Monday, December 11, 2017. My radio show was pushed off the schedule by football games every day since last week. It was a long holiday for me, and felt as if I had a few more free days coming. I am further disappointed that I will miss the NPAS concert scheduled at five. Indeed, we have no rehearsals for several weeks. I miss singing when we don’t do it.
I do get lunch. MA and I go to Lola in Covington, across from the courthouse. That location brings in a strong, steady clientele. Originally, those people were served sandwiches, salads and the like. But every time we show up at Lola, the menu gets more interesting.
Today both of us have a high-class fish sandwich. Mary Ann has grilled salmon on her house-baked bread. I get a special of thick, fresh grilled swordfish, served atop what looked like a brioche hamburger bun but is much better. Along side of this sandwich is a salad of several different greens, none of them matching the dressing on the bread. This could be credible even on a lunch menu with near-fast-food prices. Indeed, the sword was completely credible on its own. I precede that with the soup of the day, a sort of Mexican chicken-tortilla broth, which on a chilly day like today is very welcome.
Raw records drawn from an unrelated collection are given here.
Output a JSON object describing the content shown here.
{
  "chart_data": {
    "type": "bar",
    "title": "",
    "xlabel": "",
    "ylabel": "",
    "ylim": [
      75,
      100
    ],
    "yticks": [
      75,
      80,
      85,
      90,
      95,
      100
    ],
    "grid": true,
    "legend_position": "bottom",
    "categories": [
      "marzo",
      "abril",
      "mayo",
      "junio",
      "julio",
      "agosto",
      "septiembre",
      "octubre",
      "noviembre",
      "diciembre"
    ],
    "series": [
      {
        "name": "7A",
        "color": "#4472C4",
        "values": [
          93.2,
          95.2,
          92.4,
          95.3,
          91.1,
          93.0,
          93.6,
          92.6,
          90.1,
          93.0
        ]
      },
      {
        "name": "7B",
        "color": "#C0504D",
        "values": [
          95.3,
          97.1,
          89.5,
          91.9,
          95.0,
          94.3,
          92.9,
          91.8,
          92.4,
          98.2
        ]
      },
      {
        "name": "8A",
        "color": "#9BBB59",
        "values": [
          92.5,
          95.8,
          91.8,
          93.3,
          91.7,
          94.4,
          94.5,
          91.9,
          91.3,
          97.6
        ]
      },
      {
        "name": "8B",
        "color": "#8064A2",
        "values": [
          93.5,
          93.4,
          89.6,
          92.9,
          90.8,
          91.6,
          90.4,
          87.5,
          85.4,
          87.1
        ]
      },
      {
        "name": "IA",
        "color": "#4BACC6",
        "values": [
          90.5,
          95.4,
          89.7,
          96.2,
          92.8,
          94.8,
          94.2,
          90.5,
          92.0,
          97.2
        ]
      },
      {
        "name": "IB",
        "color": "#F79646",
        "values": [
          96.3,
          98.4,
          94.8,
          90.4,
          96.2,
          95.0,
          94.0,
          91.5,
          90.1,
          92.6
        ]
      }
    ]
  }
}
And in general Lola continues to improve every time we try it. It always has been better than we expect.
Tuesday, December 12, 2017. I drive to town for the radio show for the first time since last Wednesday. We are visited by Ron Swoboda, Jr., who is the general manager of Lagers, the beer and hamburger club on Veterans near Severn. Great location for such a restaurant, and they take advantage of it with no fewer than seventy-five different beers on tap. We talk about that and what it takes to keep the quality and freshness high.
Meanwhile, we kid around a lot. That’s the perfect mood for beer and burgers. The Marys have not dined at Lagers, despite the distinguished qualities of the hamburgers. (An ongoing shtick on the Food Show notes that the Marys are both hamburger lovers, and that I say burgers are for kids.)
I have a good story about Ron’s father, who was a major big-league hitter for many years, most famously with the Mets. During a fund-raising for a big local charity some twenty years ago, a number of celebrities stood at the plate (as in home plate) in Zephyrs Field and tried to hit the incoming ball. I was among these. I have no explanation as to why anyone would ask me, but I was thrilled. I played a lot of baseball in my preteens and later in the UNO Alumni league, but I was set to embarrass myself. Especially when the other celebs in the dugout razzed me for batting left-handed. (But I really do bat left, although I throw right.)
Through dumb luck I get a good swing at the ball, which bounced into middle left field. Ding! Score one for the charity. I was very proud.
Then Ron Swoboda Sr. stepped up. He was by then as well known as a sports reporter on Channel Eight as he was a major-league player. He hit the ball squarely, and walked away with a home run. My moment of glory was stolen from me. Well, we took in a bunch of money for the charity.